Tuesday, August 23, 2005

Primarily links to the Guardian

Mark Kurlansky:

What does it mean that George W. Bush, a man who has demonstrated little ability for reflection, who is known to read no newspapers and whose headlong charge into disaster after cataclysm has shown a complete ignorance of history, who wants to throw out centuries of scientific learning and replace it with mythical mumbo-jumbo that he mistakenly calls religion, who preaches Christianity but seems to have never read the teachings of the great anti-war activist, Jesus Christ, is now spending his vacation reading my book, Salt: A World History?

Rachel Cusk on book groups:

Ashamed, I sat there wondering how the reality of life could have no power over them. It was my impression that they hadn't particularly liked any of the books they'd read, and I believed that this was because the books they'd read bore no relation to their own existence, to the kinds of houses they lived in, the relationships they had, the things they felt, their ordinary experience of sorrow, of doubt, of morality, of time. Yet it seemed they did not want to read about those things. Perhaps they wanted to escape them. At the end of the evening I asked them which book they'd enjoyed the most. Well now - they'd have to think. That meant going back a few years. The group had started as an antenatal group, you see. Somewhere along the line the books had replaced the babies. Finally they concurred: it was Barbara Kingsolver's The Poisonwood Bible, a novel too good to be "pure entertainment", though it was certainly gripping, and too political to qualify as "freak literature", though the experiences of its heroine are unusual. A novel of female experience and family life, only set in Africa with a rip-roaring storyline.

Zoe Williams on what MPs plan to read on vacation (Dan Brown and J.K. Rowling):

[W]hy aren't they embarrassed? Why aren't they at least pretending a greater intellectual evolution than this? What are they trying to hide? That they really prefer Enid Blyton?

Hendrik Hertzberg:

How did we—not just Americans but human beings in general—come to be? Opinions differ, but for most of recorded history the consensus view was that people were made out of mud. Also, that the mud was originally turned into people by a being or beings who themselves resembled people, only bigger, more powerful, and longer-lived, often immortal. The early Chinese theorized that a lonely goddess, pining for company, used yellow mud to fashion the first humans. According to the ancient Greeks, Prometheus sculpted the first man from mud, after which Athena breathed life into him. Mud is the man-making material in the creation stories of Mesopotamian city-states, African tribes, and American Indian nations.

Gravity refuted:

KANSAS CITY, KS--As the debate over the teaching of evolution in public schools continues, a new controversy over the science curriculum arose Monday in this embattled Midwestern state. Scientists from the Evangelical Center For Faith-Based Reasoning are now asserting that the long-held "theory of gravity" is flawed, and they have responded to it with a new theory of Intelligent Falling.

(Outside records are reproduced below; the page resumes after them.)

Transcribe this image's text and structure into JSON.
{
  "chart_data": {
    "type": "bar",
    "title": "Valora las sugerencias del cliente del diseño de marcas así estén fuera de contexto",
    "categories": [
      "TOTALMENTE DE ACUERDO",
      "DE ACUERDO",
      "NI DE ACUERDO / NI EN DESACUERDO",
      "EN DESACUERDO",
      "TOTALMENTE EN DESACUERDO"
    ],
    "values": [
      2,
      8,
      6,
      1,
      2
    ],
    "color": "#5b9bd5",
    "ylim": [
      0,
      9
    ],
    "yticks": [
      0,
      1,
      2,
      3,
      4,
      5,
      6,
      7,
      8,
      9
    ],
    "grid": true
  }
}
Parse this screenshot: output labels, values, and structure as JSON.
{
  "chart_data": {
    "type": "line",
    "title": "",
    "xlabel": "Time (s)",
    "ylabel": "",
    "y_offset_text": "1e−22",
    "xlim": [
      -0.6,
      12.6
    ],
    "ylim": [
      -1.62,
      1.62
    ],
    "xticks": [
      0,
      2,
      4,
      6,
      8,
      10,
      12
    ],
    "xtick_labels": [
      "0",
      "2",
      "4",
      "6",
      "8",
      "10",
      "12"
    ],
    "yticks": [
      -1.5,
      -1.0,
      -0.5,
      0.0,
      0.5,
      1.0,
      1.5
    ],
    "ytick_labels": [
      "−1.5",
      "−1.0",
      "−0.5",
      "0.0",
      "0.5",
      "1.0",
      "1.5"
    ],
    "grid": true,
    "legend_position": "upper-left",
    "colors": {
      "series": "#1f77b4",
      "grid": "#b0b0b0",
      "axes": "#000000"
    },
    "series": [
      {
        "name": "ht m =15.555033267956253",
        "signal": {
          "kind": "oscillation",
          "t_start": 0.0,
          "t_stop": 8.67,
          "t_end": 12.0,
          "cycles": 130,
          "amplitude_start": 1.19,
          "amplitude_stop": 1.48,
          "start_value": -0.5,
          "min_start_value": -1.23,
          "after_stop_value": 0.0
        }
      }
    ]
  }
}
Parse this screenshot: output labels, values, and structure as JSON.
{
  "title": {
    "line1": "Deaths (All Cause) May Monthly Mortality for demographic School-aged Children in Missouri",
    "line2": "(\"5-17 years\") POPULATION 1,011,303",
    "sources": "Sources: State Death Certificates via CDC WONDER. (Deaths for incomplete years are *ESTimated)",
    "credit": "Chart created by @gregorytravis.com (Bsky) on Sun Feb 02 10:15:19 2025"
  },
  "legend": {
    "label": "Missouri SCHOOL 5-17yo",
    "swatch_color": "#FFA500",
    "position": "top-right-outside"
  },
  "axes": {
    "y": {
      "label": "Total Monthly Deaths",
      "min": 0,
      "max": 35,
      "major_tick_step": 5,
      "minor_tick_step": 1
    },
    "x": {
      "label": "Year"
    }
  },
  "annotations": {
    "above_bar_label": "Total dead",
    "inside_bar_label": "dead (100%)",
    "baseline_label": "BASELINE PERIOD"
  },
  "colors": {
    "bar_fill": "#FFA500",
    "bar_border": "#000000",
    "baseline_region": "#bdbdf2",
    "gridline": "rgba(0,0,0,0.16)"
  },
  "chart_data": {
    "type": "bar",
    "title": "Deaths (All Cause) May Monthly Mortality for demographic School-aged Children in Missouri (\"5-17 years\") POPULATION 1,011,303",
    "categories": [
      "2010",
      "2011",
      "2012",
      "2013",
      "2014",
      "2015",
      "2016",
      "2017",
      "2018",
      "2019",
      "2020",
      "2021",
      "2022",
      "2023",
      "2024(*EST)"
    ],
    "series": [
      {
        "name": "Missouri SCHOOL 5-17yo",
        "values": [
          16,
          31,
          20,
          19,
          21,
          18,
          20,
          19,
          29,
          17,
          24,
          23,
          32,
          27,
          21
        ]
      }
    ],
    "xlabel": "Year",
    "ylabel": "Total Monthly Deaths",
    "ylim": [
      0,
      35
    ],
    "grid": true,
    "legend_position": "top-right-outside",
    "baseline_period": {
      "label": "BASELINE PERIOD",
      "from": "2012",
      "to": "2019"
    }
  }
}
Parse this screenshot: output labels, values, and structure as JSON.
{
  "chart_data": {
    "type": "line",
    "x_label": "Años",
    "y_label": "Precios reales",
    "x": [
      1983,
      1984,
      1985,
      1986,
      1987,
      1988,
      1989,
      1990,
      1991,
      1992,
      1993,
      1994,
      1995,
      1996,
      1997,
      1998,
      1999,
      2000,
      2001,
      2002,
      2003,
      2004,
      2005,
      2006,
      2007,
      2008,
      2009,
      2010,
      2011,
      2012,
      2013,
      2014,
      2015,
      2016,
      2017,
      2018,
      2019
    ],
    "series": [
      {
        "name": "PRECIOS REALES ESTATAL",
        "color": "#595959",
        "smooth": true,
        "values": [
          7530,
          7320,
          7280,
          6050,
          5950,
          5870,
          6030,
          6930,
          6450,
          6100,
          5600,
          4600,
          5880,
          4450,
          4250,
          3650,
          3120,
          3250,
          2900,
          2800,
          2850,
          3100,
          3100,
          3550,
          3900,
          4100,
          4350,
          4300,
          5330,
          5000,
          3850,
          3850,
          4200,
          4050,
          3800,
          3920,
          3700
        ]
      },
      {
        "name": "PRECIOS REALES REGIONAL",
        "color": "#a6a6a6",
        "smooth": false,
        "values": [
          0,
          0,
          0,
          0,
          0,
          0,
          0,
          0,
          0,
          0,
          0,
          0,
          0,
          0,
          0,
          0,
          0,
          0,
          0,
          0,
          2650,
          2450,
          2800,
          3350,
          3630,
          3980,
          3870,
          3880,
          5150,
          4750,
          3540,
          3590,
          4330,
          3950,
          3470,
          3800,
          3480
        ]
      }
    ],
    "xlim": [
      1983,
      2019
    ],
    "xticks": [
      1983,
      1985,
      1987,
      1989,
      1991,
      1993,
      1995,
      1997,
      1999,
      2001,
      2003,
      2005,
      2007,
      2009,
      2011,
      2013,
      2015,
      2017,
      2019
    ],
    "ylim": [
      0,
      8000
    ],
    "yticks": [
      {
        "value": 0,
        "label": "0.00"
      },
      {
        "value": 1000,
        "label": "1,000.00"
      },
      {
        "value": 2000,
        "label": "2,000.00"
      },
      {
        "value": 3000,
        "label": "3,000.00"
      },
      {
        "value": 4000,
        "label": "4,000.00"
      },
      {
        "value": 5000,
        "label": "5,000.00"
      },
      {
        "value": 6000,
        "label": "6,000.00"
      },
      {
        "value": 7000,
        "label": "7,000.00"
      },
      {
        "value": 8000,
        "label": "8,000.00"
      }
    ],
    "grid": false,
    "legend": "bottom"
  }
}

Alice Munro's "The View From Castle Rock":

On a visit to Edinburgh with his father when he is nine or ten years old, Andrew finds himself climbing the damp, uneven stone steps of the Castle. His father is in front of him, some other men behind—it’s a wonder how many friends his father has found, standing in cubbyholes where there are bottles set on planks, in the High Street—until at last they crawl out on a shelf of rock, from which the land falls steeply away. It has just stopped raining, the sun is shining on a silvery stretch of water far ahead of them, and beyond that is a pale green and grayish-blue land, a land as light as mist, sucked into the sky.